The Grand Trunk Western owned five 4-8-2s in class U-1-c, delivered by Baldwin Locomotive Works in 1925. They incorporated some typical modern Canadian National Railways steam locomotive features, including the Elesco feedwater heater, all-weather vestibule cab and Vanderbilt tender. Originally assigned to heavy passenger service on the Chicago-Port Huron main line, these Mountains were displaced by the more powerful 4-8-4s of class U-4-b in 1938 and U-3-b in 1942 — and perhaps for a time by the earlier class U-3-a of 1927, until those engines were withdrawn from passenger service in the 1930s. The U-1-c Mountains, Nos. 6037-6041, spent their later years on the Detroit-Muskegon line, and ended their careers in suburban service between Detroit and Pontiac, Michigan.

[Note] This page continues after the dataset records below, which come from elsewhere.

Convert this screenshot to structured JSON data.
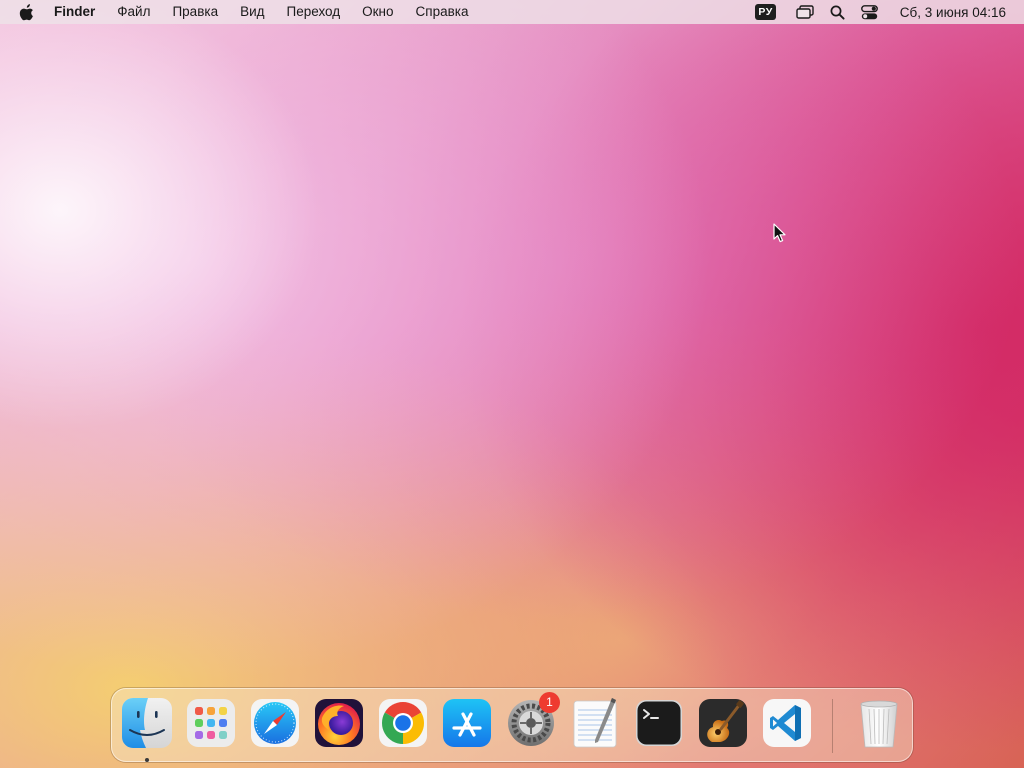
{
  "menubar": {
    "app_name": "Finder",
    "items": [
      "Файл",
      "Правка",
      "Вид",
      "Переход",
      "Окно",
      "Справка"
    ],
    "input_source": "РУ",
    "clock": "Сб, 3 июня  04:16"
  },
  "dock": {
    "apps": [
      {
        "name": "Finder",
        "icon": "finder-icon",
        "running": true
      },
      {
        "name": "Launchpad",
        "icon": "launchpad-icon"
      },
      {
        "name": "Safari",
        "icon": "safari-icon"
      },
      {
        "name": "Firefox",
        "icon": "firefox-icon"
      },
      {
        "name": "Google Chrome",
        "icon": "chrome-icon"
      },
      {
        "name": "App Store",
        "icon": "app-store-icon"
      },
      {
        "name": "System Settings",
        "icon": "system-settings-icon",
        "badge": "1"
      },
      {
        "name": "TextEdit",
        "icon": "textedit-icon"
      },
      {
        "name": "Terminal",
        "icon": "terminal-icon"
      },
      {
        "name": "GarageBand",
        "icon": "garageband-icon"
      },
      {
        "name": "Visual Studio Code",
        "icon": "vscode-icon"
      },
      {
        "name": "Trash",
        "icon": "trash-icon"
      }
    ]
  },
  "colors": {
    "menubar_bg": "#eee2e8",
    "badge_red": "#ee3b30",
    "wallpaper_pink": "#d8406e",
    "wallpaper_yellow": "#f5d26e"
  }
}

This group had 26x30-inch cylinders, a driver diameter of 73 inches, and a boiler pressure of 210 pounds per square inch. With a locomotive weight of 354,110 pounds, they developed 49,590 pounds of tractive force. The GTW gradually equipped these locomotives with disc drivers. As shown here in this view by James Adams from Rail Photo Service, No. 6037 still has the outer drivers spoked, but by the end of her service life she sported a full set of Boxpok drivers, as seen in a photo on the Grand Trunk Western page of Richard Leonard's Steam Locomotive Archive. Sister engine 6039, the only survivor of this class, is at Steamtown National Historic Site in Scranton, Pennsylvania, with the possibility of being restored to operation.